Last week my Sunday long run was cut short by one of the runner's foes I'd forgotten about: heat. I set out to run my self-prescribed 9+ miles at 10:20 am on June 2. It was probably about 82 degrees already (I'm guessing, I didn't check). I was wearing my usual outfit of capris, knee socks, hat, and technical tee. I had my water, my GPS watch, and my phone, and I started on my way. As I ran down my flat road of choice--a route I've been using all spring--it slowly dawned on me that it was Really Hot Out. The road was in full sun, and I was woefully overdressed. (At least I was wearing lots of sunscreen!) Then, my run started to change as problems unfurled.
First, I realized I wouldn't be able to make it to my turnaround point, so I decided to take a shady side road instead. Then I realized I wasn't going to make it to the side road (always keeping in mind that "making it" involves dividing my perceived energy in half, so I can turn around and run all the way back to my car). Then I realized that I was starting to feel quite odd--a fear took over me. I felt impending doom, and that even if I did turn around, I might not be able to run all the way back. So I turned around. I also saw that my heartrate had spiked to 170, which is not good. Usually I see that number when I'm sprinting, I do not want to be at 170 in the first part of an easy country run. So what to do?
That's when I did the highly unusual. I walked. I walked until my heartrate got back down to the 150s, then started jogging again. Then I got the chills. Knowing how ungodly hot I had just been feeling and what I was wearing and the temperature, this seemed worrisome. My heartrate started to creep up again. So I finally threw in the towel--I stopped my watch, meaning the run was over. I started to walk. And I called home for a rescue.
That run was a huge learning experience. Conditions change! Formulas need to be adjusted! What had been working for several weeks didn't work any more on a hot summery day. I was disappointed, and felt stupid for trying what I tried, but I'm also proud that I was safe--that I was carrying water, that I was carrying a phone, and that I used both to help me get through the experience without something bad happening like heat prostration or my heart exploding.
Clearly it was time for a change. One obvious choice is to get out for my run earlier in the day. However, as I've mentioned here before, my spouse and I have a "sleep in one day" deal on the weekends and I can't bear to lose my one lazy morning of the week. Another idea was to hire a babysitter for two hours on Sunday morning so that I can still run fairly early while my husband sleeps, and not lose my Saturday sleep-in. Or a third idea: run in the shade.
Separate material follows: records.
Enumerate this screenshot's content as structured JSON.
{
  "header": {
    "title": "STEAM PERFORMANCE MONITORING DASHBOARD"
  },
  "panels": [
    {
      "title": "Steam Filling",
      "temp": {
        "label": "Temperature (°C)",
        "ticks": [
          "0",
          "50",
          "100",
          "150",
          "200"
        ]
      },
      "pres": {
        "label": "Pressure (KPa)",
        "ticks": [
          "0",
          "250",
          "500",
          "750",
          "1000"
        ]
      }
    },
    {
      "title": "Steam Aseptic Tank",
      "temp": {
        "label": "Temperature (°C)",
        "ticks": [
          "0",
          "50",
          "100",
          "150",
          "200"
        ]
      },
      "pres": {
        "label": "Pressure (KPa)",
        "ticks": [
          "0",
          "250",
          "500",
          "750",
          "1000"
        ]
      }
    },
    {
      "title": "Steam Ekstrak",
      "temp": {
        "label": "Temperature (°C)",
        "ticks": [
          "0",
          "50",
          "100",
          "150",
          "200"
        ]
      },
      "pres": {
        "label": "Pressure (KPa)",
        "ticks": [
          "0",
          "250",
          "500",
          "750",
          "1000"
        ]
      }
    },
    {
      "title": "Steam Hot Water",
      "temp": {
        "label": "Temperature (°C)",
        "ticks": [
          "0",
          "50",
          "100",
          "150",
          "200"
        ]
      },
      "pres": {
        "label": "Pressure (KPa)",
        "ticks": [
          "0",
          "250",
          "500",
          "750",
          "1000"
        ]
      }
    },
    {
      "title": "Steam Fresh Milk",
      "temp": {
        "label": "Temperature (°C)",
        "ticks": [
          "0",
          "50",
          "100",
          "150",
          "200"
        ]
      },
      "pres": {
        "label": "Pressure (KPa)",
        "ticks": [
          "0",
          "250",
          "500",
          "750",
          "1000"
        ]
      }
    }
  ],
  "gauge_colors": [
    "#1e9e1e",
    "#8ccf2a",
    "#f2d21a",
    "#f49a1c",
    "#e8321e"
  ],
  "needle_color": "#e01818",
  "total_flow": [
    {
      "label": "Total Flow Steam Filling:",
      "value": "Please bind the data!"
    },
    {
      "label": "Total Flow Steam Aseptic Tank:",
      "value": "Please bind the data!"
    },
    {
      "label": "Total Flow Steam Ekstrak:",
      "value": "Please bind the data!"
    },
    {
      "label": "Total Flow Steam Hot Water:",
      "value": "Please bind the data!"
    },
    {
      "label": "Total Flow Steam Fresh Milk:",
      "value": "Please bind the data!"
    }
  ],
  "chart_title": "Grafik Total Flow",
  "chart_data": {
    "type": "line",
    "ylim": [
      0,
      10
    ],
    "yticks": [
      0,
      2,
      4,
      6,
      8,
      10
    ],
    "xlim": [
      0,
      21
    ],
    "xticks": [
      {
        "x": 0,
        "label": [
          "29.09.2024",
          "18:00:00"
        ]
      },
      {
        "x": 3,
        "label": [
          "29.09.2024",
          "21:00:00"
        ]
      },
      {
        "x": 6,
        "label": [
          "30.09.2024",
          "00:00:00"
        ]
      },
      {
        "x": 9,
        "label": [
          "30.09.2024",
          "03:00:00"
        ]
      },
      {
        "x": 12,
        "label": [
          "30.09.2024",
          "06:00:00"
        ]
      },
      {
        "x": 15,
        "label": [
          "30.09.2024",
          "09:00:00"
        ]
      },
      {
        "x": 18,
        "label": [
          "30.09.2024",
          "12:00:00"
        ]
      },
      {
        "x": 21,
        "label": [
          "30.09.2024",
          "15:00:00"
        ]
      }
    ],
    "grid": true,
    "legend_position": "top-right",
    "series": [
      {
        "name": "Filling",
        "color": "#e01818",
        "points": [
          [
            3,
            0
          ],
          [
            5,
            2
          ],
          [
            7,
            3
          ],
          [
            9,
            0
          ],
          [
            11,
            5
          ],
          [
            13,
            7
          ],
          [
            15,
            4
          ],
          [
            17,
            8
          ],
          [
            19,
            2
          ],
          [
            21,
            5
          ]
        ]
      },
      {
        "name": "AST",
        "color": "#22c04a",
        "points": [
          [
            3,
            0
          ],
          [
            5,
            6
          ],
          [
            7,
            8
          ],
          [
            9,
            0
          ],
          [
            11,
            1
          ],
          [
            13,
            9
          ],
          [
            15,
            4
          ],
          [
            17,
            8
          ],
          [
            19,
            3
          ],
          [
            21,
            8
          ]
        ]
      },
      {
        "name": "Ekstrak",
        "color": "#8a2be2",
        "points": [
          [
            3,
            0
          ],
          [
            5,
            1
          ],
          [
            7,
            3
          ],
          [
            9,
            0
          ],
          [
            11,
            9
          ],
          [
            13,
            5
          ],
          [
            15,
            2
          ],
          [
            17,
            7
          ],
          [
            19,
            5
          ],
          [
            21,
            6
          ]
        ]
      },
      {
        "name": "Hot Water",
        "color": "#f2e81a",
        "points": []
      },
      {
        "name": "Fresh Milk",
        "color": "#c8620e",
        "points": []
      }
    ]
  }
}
Today I had a unique opportunity for a long run because the rest of my family went to the Strolling of the Heifers parade and Expo in downtown Brattleboro. I was left to my own devices, a precious and rare occurrence. My first thought was to go for a run! I could get my Sunday long run done on SATURDAY! And I knew just the shady spot for it. The West River Trail.
Look at that shade! It was lovely. I started at the Marina Restaurant in Brattleboro. The trail runs beside corn fields and goes under the I-91 bridge, then becomes wooded and shady for about 2 miles. It was perfect.
See that white-hot strip of pavement through the trees and across the river? That's where I was running last week. The West River Trail is pretty much exactly parallel to my Route 30 run, except it's on the shady, quiet side of the river. It's a pretty obvious improvement! (The main reason I haven't done this before is that I have to drive to the trailhead, whereas Route 30 is very near my house.)
Another view of the trail--dappled with sun but not sweltering.
After about 2 miles of bosky shade the trail opens out into a sunnier logging road. But at least it's not hot pavement.
The setting seems so New England-y, with giant rocks and flowering shrubs (and powerlines).
At a bend in the trail I got a full view up the West River.
After 3.67 miles (per my watch), the trail ends at Rice Farm Road in Dummerston. Rice Farm Road is charming, dirt, and country. Any passing vehicles tended to be pickups or bikers, and they all waved.
Look, numbers! These look like good negative splits (progressively getting faster and faster). I have an excuse/theory about mile 8, which is that in the shade of the trees, my Garmin can't catch the satellite signal. For the price of some shade, I'll take it.
Training note: In my quest to find a sugary snack I can easily consume in transit, I tried a sample pack of Jelly Belly Sport Beans on this run. I really liked them! There were 4 flavors in this packet, and two of them were nice and tart. Also they're a good size and texture for running. I find something too goopy or chewy tends to distract me or even get in the way of fast, steady breathing. I liked the Sport Beans!